Commentary

In 1949 Shannon and Weaver published a mathematical theory of communication showing that the information value of signals can be computed as the amount by which they reduce uncertainty as to which of several possible messages has been sent. Applied human experimental psychologists, who had worked with communications engineers on defence research projects during the Second World War, realized that this metric allowed them to quantify the effects of increasing items held in short-term memory (Miller, 1956) and the difficulty of decisions as the complexity of choices increased. Hick (1952) showed that Choice Reaction Times (CRTs) to signals increase with their information value expressed by the information transmission formula CRT = K(log₂ N + 1), where N is the number of signals and associated responses to them and K is an empirically derived constant.
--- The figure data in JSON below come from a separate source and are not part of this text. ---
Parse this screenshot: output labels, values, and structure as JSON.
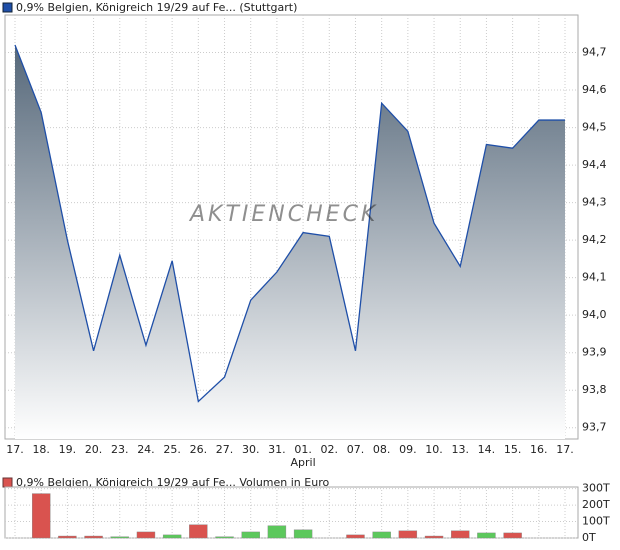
{
  "chart_data": [
    {
      "type": "area",
      "title": "0,9% Belgien, Königreich 19/29 auf Fe... (Stuttgart)",
      "watermark": "AKTIENCHECK",
      "categories": [
        "17.",
        "18.",
        "19.",
        "20.",
        "23.",
        "24.",
        "25.",
        "26.",
        "27.",
        "30.",
        "31.",
        "01.",
        "02.",
        "07.",
        "08.",
        "09.",
        "10.",
        "13.",
        "14.",
        "15.",
        "16.",
        "17."
      ],
      "month_label": "April",
      "series": [
        {
          "name": "0,9% Belgien, Königreich 19/29 auf Fe... (Stuttgart)",
          "color": "#1f4fa8",
          "values": [
            94.72,
            94.54,
            94.2,
            93.905,
            94.16,
            93.92,
            94.145,
            93.77,
            93.835,
            94.04,
            94.115,
            94.22,
            94.21,
            93.905,
            94.565,
            94.49,
            94.245,
            94.13,
            94.455,
            94.445,
            94.52,
            94.52
          ]
        }
      ],
      "ylim": [
        93.67,
        94.8
      ],
      "yticks": [
        {
          "value": 93.7,
          "label": "93,7"
        },
        {
          "value": 93.8,
          "label": "93,8"
        },
        {
          "value": 93.9,
          "label": "93,9"
        },
        {
          "value": 94.0,
          "label": "94,0"
        },
        {
          "value": 94.1,
          "label": "94,1"
        },
        {
          "value": 94.2,
          "label": "94,2"
        },
        {
          "value": 94.3,
          "label": "94,3"
        },
        {
          "value": 94.4,
          "label": "94,4"
        },
        {
          "value": 94.5,
          "label": "94,5"
        },
        {
          "value": 94.6,
          "label": "94,6"
        },
        {
          "value": 94.7,
          "label": "94,7"
        }
      ],
      "grid": true
    },
    {
      "type": "bar",
      "title": "0,9% Belgien, Königreich 19/29 auf Fe... Volumen in Euro",
      "values": [
        null,
        270,
        12,
        12,
        8,
        37,
        19,
        81,
        8,
        37,
        75,
        50,
        null,
        19,
        37,
        44,
        12,
        44,
        31,
        31,
        null,
        null
      ],
      "colors": [
        "#d9534f",
        "#d9534f",
        "#d9534f",
        "#d9534f",
        "#5cc85c",
        "#d9534f",
        "#5cc85c",
        "#d9534f",
        "#5cc85c",
        "#5cc85c",
        "#5cc85c",
        "#5cc85c",
        "#d9534f",
        "#d9534f",
        "#5cc85c",
        "#d9534f",
        "#d9534f",
        "#d9534f",
        "#5cc85c",
        "#d9534f",
        "#d9534f",
        "#d9534f"
      ],
      "ylim": [
        0,
        310
      ],
      "yticks": [
        {
          "value": 0,
          "label": "0T"
        },
        {
          "value": 100,
          "label": "100T"
        },
        {
          "value": 200,
          "label": "200T"
        },
        {
          "value": 300,
          "label": "300T"
        }
      ],
      "grid": true
    }
  ]
}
Hyman (1953) also showed that CRTs to individual signals vary with their different, independent probabilities and Pierce and Karlin (1957) found a similar relationship between reading speed and the number of different random words to be read. In all these cases participants made a different response to each signal they were given so that the information value of signals and of responses was the same. This questioned whether variations in signal and response information load have equal or different effects on decision times. Perhaps this seemed too dull and formal a project for most investigators to pursue but, in 1958, Donald Broadbent realized that it was a key to resolve current debates as to whether we can obtain some information from words that we see so briefly that we cannot completely identify them.